Road - class 3 togher, Cloncraff, Co. Offaly
Co. Offaly |
Roads & Tracks
Preserved beneath the bogland of Cloncraff in County Offaly lies a ancient trackway so modest in its construction that it would be easy to overlook entirely, were it not for the quiet precision of its making.
This is a togher, a type of wooden roadway laid across wet or boggy ground to allow passage where the earth could not otherwise be trusted underfoot. Ireland's bogs have preserved dozens of these structures across millennia, but not all tothers are alike, and this one belongs to a class defined by the lightness of its materials and the informality of its layout.

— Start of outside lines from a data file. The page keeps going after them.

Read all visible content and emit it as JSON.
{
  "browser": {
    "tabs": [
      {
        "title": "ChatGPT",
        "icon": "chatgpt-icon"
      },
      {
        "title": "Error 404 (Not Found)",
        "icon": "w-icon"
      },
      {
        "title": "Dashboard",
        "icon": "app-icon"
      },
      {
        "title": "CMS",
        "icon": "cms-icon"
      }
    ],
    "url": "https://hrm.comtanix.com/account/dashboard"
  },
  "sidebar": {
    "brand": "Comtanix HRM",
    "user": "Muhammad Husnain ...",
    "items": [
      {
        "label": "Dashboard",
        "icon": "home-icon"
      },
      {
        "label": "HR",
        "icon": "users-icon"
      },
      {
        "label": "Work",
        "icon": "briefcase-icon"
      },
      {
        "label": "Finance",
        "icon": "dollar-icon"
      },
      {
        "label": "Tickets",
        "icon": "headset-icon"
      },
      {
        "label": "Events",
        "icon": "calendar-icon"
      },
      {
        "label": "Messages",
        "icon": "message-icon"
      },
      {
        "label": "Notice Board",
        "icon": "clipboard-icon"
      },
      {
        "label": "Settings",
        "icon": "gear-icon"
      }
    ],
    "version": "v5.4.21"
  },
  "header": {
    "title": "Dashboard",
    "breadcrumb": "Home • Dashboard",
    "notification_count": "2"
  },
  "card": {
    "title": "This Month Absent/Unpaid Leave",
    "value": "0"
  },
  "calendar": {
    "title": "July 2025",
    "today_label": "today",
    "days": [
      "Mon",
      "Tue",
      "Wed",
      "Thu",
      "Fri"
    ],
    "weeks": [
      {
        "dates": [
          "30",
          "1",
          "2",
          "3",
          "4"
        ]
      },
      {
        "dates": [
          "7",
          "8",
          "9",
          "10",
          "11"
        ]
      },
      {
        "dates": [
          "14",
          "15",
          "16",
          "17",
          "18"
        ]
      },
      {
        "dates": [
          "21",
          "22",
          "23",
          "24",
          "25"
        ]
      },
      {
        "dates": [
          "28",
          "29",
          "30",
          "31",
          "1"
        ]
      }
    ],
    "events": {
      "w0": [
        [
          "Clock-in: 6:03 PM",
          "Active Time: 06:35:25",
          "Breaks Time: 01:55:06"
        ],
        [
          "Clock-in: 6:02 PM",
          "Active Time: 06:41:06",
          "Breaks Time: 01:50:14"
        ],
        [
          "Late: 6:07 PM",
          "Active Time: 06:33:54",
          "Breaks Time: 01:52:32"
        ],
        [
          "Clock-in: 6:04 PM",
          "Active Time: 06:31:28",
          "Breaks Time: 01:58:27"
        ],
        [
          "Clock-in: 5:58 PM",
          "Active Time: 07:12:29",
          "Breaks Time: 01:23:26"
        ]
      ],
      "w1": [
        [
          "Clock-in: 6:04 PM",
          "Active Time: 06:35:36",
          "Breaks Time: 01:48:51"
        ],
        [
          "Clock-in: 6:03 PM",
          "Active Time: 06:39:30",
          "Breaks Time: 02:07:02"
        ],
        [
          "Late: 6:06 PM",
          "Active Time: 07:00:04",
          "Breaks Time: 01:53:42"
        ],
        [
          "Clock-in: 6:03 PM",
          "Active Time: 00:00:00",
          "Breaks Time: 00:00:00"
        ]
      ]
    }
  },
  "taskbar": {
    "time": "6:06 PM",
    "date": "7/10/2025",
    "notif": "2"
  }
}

The trackway at Cloncraff runs on a roughly south-southeast to north-northwest orientation and measures just over a metre wide, with a depth of around a quarter of a metre. It is built from birch and hazel brushwood, laid longitudinally in a dispersed arrangement two layers deep rather than the tightly bundled or carefully pegged construction seen in more elaborate examples. What makes the site particularly interesting are two pieces of wood recovered from it with chisel-point ends, suggesting that at least some of the material was deliberately shaped before being laid down. Whether those pointed ends served to anchor the structure or simply reflect the way the wood was cut for another purpose, they are a small but tangible sign of the human hand behind the work. The compilation of this site was carried out by the Irish Archaeological Wetland Unit at University College Dublin, whose broader survey work across the Irish midlands has brought dozens of similar structures to light.